Una Stella illumina la Toscana

Domani a San Casciano Val di Pesa si festeggia il compleanno di una delle donne più longeve d’Italia, Estella Caprotta, che compie 107 anni a Villa San Martino insieme al sindaco Roberto Ciappi. Da Buenos Aires alla Toscana, la sua vita è una finestra sul mondo


“Bella la mi Livorno...qui son tutti Fiorentini!”. Ci ha accolto così, col suo spirito labronico dall’ironia sferzante, Estella Caprotta, quando siamo stati a trovarla per le feste natalizie nella residenza di Villa San Martino, alle porte del capoluogo toscano. Ancora forte è in lei la nostalgia per la città dove è nata, e per il suo mare, quello stesso mare che la portò, ancora bambina, fino a Buenos Aires.

È una vita avventurosa quella di Stella, chiamata però da tutti Estella per quel suo passato latino americano. Figlia di un architetto, fu portata infatti dal padre in Argentina, in cui ha vissuto a lungo, tanto da ricordare con rimpianto gli anni di Evita Peron.

“Due anni dopo che sono nata è scoppiata la Grande Guerra - ci ha raccontato - e tornando dall’Argentina la nave naufragò e io fui salvata per miracolo da un marinaio”. Il Titanic era affondato pochi anni prima, e allora la Transoceanica era lunghissima, “Il viaggio non finiva mai - dice Marco protagonista del racconto Dagli Appennini alle Ande del libro Cuore - mare e cielo, cielo e mare, oggi come ieri, domani come oggi, ancora, sempre, eternamente”. E il racconto del naufragio di Stella non ha niente da invidiare alle parole e ai colori di De Amicis.

Sopravvissuta alla Prima Guerra Mondiale e al naufragio, tornò in Italia con la madre, e aiutò quest’ultima nel suo lavoro di sarta a gestire, negli anni ’50, un atelier che ha vestito alcune delle più famose dive del cinema italiano, come Sofia Loren e Gina Lollobrigida.

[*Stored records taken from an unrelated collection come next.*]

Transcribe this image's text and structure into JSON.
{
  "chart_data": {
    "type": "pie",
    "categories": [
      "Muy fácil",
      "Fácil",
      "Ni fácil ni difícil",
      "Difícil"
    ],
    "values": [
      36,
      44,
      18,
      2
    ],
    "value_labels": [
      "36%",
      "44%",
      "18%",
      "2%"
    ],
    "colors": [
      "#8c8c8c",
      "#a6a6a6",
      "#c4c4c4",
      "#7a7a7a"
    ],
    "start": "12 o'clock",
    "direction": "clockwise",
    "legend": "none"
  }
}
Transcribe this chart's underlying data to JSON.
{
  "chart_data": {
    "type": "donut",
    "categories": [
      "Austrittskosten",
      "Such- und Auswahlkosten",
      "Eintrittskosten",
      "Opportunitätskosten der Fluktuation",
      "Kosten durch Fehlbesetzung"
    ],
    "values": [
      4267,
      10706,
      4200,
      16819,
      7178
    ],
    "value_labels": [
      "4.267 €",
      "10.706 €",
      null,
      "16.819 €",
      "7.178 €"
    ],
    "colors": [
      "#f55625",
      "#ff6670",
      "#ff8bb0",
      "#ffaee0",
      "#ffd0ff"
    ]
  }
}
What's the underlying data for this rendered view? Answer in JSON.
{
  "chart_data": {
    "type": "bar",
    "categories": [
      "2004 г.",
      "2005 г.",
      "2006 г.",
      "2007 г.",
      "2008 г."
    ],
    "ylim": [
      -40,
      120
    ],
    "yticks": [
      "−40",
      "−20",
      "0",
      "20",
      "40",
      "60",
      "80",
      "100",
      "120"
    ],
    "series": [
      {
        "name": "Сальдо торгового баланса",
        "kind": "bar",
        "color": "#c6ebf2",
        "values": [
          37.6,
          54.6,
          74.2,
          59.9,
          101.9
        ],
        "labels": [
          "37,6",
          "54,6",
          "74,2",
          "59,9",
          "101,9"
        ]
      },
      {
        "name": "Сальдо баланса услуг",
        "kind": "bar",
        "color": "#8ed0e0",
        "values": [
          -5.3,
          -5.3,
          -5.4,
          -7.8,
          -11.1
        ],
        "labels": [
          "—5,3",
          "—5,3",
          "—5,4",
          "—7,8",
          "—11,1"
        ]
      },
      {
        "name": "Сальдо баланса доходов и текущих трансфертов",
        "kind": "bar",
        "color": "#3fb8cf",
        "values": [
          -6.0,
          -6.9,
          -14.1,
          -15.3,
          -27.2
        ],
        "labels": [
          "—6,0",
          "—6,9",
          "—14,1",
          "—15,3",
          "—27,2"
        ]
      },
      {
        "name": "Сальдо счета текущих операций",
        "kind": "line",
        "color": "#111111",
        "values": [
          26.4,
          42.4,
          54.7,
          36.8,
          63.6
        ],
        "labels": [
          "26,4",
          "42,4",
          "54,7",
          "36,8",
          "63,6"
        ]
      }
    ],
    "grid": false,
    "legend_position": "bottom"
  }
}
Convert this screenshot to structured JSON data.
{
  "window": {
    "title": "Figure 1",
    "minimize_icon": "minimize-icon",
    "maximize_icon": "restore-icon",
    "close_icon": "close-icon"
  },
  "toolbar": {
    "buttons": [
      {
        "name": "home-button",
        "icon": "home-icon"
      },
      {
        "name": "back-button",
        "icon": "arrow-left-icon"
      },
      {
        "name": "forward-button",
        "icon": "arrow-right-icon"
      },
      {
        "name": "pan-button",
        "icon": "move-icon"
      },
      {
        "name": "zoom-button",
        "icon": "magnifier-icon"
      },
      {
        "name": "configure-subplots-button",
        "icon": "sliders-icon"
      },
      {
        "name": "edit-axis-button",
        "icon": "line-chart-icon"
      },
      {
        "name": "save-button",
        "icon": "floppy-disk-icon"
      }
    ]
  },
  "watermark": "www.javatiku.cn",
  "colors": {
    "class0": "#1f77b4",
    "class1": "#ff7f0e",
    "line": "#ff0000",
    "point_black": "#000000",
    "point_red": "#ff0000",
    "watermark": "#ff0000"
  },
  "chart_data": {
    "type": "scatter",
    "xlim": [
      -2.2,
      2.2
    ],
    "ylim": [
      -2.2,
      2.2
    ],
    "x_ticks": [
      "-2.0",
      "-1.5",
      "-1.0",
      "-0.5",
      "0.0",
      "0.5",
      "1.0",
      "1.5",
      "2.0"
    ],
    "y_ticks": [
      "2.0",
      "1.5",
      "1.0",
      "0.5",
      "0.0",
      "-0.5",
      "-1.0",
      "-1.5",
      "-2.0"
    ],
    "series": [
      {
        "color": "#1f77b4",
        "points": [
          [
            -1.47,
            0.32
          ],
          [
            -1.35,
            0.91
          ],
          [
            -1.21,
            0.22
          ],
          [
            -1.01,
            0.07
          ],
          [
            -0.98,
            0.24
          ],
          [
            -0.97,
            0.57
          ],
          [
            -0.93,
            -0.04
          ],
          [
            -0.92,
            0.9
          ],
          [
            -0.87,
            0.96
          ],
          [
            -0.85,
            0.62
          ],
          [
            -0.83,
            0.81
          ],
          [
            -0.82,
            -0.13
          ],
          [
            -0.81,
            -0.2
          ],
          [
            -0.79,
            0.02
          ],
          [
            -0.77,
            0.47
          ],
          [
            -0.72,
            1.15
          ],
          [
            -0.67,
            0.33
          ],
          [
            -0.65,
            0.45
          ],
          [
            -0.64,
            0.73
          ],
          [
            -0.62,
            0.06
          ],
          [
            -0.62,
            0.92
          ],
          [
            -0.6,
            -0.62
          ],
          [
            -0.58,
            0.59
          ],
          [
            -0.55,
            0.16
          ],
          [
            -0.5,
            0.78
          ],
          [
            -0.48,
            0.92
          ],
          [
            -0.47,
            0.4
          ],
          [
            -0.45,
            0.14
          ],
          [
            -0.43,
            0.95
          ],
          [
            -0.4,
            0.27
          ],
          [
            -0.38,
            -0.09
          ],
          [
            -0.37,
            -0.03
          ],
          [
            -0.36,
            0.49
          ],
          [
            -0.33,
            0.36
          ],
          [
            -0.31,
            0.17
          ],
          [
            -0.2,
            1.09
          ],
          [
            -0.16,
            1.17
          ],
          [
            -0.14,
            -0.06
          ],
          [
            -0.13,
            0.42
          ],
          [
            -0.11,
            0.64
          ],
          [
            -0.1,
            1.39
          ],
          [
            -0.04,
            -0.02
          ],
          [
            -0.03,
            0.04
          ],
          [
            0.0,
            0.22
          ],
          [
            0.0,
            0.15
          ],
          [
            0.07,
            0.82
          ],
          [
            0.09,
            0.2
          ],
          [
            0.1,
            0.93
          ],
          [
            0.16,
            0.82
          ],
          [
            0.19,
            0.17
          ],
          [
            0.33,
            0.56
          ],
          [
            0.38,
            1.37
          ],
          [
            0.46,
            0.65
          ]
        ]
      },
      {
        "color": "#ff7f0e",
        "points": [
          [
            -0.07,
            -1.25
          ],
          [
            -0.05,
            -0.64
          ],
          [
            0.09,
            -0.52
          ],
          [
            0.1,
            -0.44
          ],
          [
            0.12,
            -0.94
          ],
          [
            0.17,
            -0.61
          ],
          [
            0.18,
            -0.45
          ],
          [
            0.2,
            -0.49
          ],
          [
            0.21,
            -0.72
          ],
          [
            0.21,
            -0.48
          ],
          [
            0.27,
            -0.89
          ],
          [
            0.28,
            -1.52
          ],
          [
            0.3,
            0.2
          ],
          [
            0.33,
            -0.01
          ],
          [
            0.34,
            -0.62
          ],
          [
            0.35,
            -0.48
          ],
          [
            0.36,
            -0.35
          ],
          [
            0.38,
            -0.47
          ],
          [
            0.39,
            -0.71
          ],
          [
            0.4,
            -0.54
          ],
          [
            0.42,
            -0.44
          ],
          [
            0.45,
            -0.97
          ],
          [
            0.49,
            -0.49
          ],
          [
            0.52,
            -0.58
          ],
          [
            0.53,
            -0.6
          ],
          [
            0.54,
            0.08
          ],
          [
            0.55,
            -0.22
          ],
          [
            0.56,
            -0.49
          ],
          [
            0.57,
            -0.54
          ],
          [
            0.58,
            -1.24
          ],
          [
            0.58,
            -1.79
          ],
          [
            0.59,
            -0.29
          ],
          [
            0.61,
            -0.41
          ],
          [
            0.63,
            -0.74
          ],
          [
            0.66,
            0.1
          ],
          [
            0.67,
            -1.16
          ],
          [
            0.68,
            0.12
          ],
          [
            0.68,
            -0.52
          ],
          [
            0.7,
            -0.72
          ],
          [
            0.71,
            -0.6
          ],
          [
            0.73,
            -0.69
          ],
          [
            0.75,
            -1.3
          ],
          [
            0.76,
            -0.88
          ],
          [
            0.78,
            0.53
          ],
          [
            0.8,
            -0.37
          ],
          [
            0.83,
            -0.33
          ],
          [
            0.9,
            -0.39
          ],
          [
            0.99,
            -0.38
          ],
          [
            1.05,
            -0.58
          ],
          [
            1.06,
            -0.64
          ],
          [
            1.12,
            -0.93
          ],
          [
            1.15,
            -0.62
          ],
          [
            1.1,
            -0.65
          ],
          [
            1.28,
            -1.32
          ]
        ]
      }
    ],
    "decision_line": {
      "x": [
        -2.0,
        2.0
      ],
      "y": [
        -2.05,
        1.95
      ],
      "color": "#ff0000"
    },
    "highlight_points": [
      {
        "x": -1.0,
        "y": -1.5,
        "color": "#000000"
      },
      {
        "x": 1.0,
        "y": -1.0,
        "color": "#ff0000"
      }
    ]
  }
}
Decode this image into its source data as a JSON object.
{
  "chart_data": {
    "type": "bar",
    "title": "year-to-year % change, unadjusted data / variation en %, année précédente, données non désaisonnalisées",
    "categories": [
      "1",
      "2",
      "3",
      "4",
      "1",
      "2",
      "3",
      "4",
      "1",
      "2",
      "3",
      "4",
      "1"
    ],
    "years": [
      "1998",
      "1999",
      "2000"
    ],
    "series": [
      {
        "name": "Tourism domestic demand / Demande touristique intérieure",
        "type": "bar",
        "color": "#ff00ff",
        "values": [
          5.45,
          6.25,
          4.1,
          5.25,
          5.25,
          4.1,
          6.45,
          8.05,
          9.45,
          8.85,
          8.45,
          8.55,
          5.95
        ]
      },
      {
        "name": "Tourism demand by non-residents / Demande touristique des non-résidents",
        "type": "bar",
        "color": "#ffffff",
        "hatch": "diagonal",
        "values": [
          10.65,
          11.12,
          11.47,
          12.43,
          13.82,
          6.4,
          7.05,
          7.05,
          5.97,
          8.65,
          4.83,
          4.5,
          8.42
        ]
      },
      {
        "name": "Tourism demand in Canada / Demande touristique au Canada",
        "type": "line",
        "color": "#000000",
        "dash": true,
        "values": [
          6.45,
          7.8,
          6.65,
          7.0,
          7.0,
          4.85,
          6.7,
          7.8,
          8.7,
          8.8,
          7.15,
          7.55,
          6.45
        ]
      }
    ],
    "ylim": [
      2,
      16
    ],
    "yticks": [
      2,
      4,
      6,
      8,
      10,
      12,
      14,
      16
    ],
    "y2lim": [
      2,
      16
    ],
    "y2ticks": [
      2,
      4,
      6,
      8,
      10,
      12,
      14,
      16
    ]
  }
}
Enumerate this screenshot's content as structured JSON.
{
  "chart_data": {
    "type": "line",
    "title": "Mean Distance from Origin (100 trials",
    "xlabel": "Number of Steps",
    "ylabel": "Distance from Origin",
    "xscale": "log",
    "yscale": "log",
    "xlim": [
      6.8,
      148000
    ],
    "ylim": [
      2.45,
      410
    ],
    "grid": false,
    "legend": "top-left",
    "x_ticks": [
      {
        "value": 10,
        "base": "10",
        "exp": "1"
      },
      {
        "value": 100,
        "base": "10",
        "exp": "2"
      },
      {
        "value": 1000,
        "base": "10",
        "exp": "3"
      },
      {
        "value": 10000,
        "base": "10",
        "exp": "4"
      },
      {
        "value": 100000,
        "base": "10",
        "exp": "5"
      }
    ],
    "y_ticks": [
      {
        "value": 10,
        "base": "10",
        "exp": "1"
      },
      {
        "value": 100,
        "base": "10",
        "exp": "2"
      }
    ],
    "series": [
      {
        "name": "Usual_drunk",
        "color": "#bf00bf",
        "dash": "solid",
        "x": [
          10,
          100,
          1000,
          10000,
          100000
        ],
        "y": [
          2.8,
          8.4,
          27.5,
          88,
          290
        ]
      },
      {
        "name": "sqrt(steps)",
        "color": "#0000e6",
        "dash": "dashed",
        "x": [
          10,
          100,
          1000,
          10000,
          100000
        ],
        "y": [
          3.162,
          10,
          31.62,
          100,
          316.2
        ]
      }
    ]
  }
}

La sua familiarità con lo spagnolo, ma soprattutto il suo carattere cordiale e affabile, le permise poi di lavorare per molti anni nei più importanti alberghi fiorentini. “Ricordo l’arrivo degli Americani alla fine del secondo conflitto mondiale - ci ha raccontato - giunsero all’albergo dove lavoravo e per me fu come una festa, erano persone educate, dal profondo senso civico, con loro ci sentimmo liberi e protagonisti del nostro percorso”.

La sua vita è una finestra sul mondo: oltre ad aver vissuto due guerre mondiali, ha visto regnanti vari e capi di Stato che si sono susseguiti nel corso di ben due secoli!

Donna bella e minuta, ma forte ed energica, nel lavoro non si è mai risparmiata, e chi scrive la ricorda con dolcezza quando saliva cento scalini di una casa senza ascensore del centro, per accudire me e mio fratello, gemelli ancora in fasce durante l’alluvione del ‘66. E in quel quartiere tra San Lorenzo e la Fortezza da Basso, dove ha vissuto per tanti anni, nessuno l’ha dimenticata e ancora sono in tanti a chiedere di lei. Perché la sua vitalità è contagiosa, e forse è questo il segreto della sua lunga vita a cavallo di due secoli. “Non prende nemmeno un farmaco - ci ha rivelato un’infermiera che la cura amorevolmente - e recentemente ha avuto il ruolo di coprotagonista, nell’interpretazione del film “La Famiglia Addams”, di cui è in programma tra qualche settimana una proiezione al cinema Teatro Everest di San Casciano.

Intanto per domani è in preparazione un compleanno speciale a Villa San Martino, che sarà festeggiato insieme al sindaco Roberto Ciappi, per rendere omaggio allo straordinario percorso di vita di una donna buona e coraggiosa. "Sono emozionato all’idea di celebrarla – ha commentato il sindaco - è una rara testimonianza di vita che conferma l’importanza delle relazioni umane e del contatto con la cultura di paesi diversi”.

Tra le dolci colline del Chianti, che Estella Caprotta spegnerà 107 candeline!

“Andavo sempre a piedi - ha confidato - qualche volta prendevo la filovia per spostarmi da un luogo all'altro”. Chissà se questa è la chiave per avere così tanti anni e non sentirli...di sicuro il suo spirito l’ha aiutata. “Vado tutte le settimane dal parrucchiere a farmi la messa in piega - ci ha rivelato - e le mani”, ha aggiunto mostrando fiera il suo smalto rosso scintillante.

Ma Stella non ha bisogno di tanti lustrini, perché la sua luce brilla al naturale, ed illumina anche coloro che hanno la fortuna di conoscerla e di starle accanto.